Si leggono richieste di aiuto, post su post in cui gli adolescenti invocano i curatori, in cui cercano di far parte del gioco, come se avessero bisogno di far parte di qualcosa di concreto che li faccia uscire dalla loro impotenza quotidiana. Hashtag in cui affermano di essere pronti, che vogliono iniziare, in cui supplicano di farne parte, come se fosse l’unica via di fuga da una vita piatta e l’unica ancora di salvezza. Altri lo fanno solo per attirare l’attenzione e lo dimostra il fatto che ogni video su YouTube che parla di Blue Whale o di fatidiche partecipazioni al gioco ha migliaia e migliaia di visualizzazioni.

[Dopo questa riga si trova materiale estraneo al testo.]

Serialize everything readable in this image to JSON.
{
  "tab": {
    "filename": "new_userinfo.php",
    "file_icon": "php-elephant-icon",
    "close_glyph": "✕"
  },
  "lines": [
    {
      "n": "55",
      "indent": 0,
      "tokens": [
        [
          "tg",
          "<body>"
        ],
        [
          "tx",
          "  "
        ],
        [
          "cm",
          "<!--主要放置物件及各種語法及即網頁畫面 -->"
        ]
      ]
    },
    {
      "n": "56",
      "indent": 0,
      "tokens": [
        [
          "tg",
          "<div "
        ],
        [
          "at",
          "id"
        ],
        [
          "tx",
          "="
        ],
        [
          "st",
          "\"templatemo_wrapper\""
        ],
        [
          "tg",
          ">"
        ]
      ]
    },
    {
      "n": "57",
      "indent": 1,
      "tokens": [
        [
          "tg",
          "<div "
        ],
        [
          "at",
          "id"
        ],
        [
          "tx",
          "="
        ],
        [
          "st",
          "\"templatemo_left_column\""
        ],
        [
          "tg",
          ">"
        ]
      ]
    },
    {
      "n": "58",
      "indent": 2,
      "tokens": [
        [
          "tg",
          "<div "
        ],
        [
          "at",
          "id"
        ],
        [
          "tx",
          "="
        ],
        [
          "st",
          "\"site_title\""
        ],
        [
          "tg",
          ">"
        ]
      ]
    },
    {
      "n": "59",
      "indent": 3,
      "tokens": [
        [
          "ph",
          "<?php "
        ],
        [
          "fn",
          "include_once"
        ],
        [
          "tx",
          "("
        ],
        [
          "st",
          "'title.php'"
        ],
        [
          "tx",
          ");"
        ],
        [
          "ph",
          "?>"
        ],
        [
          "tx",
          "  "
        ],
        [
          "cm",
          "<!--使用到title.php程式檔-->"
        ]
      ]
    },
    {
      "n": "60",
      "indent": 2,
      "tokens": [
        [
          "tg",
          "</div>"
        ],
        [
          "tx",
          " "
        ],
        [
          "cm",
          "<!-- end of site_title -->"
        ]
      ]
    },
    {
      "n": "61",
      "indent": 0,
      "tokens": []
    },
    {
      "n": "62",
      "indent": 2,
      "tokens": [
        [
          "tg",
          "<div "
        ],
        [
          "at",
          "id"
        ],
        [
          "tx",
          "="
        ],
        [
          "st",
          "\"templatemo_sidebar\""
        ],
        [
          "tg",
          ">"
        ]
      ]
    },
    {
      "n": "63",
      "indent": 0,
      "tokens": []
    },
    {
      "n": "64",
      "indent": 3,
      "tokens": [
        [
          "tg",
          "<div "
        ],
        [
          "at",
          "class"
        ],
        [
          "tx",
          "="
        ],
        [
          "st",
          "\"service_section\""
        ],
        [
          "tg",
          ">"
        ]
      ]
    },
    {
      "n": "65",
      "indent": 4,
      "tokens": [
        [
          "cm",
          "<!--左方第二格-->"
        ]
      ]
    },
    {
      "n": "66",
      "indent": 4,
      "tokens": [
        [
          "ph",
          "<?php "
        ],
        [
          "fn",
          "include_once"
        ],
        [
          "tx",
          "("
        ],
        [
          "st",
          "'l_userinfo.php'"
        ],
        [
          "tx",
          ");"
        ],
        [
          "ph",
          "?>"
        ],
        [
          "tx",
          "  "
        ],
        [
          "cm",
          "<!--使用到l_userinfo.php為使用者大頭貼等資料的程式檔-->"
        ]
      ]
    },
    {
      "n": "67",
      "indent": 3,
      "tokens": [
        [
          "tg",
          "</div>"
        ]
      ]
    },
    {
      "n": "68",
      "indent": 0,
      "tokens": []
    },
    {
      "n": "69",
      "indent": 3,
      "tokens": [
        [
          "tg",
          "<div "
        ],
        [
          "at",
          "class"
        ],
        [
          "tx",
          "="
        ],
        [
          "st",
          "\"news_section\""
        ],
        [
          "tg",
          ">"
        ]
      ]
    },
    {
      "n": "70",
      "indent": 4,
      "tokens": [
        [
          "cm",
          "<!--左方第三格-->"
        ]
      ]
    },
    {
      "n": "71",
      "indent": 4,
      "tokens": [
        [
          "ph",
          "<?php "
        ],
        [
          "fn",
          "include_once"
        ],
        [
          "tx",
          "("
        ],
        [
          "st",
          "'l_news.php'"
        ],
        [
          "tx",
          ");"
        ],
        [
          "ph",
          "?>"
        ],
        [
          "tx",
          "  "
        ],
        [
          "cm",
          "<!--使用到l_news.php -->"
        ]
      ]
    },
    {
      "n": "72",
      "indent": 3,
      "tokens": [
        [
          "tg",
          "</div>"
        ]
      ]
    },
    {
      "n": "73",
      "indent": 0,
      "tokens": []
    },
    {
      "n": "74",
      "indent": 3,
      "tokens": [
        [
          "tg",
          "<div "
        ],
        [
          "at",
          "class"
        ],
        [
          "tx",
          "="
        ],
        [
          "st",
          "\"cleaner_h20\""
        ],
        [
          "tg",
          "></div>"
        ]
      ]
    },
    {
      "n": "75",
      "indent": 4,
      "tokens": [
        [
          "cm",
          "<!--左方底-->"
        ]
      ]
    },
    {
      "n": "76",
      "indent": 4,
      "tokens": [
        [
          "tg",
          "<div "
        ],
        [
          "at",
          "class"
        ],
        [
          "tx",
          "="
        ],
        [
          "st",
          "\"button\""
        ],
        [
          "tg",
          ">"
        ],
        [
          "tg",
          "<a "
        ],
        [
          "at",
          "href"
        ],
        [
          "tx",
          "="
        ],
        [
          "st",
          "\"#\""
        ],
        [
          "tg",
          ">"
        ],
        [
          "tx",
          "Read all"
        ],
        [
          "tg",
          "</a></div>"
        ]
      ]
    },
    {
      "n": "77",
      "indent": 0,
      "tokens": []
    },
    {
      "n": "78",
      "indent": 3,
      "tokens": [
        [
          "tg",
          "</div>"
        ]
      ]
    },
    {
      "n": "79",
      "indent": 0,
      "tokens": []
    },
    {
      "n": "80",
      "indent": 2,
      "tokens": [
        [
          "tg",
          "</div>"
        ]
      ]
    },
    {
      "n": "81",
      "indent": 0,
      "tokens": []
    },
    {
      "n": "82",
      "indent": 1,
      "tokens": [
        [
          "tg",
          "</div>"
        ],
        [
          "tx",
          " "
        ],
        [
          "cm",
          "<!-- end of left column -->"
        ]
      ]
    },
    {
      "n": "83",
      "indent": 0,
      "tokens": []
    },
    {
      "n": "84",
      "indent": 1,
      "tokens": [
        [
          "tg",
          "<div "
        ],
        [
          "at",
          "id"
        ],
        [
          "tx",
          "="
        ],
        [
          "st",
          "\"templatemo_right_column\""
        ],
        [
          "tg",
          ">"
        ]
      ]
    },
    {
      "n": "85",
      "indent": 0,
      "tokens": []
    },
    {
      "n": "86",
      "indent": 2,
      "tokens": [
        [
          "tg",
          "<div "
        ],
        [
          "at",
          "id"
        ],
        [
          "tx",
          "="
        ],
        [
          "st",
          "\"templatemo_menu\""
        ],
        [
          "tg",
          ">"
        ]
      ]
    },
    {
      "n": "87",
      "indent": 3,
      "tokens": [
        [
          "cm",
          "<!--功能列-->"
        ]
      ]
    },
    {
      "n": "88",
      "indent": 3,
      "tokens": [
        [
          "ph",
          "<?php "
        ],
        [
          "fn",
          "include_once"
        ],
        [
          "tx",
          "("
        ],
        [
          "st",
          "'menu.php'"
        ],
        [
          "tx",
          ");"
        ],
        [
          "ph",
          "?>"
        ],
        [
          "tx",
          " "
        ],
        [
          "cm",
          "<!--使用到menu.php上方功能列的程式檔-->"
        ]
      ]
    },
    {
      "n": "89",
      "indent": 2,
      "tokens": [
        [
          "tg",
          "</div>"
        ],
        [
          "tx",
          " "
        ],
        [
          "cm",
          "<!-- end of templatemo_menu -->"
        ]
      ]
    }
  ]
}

Oggi poi ci sono tanti ragazzi “normali” che giocano per sfida, per partecipare alla challenge, normali nel senso che la normalità loro rientra nel partecipare a challenge e sfide social. Normali perché vivono tutto come uno gioco.

Non è un gioco e non è una challenge, è un meccanismo perverso che fa leva sulle vulnerabilità dei ragazzi e sulle dinamiche tipiche adolescenziali e che è rinforzato dalla viralità e dalla mediaticità del fenomeno.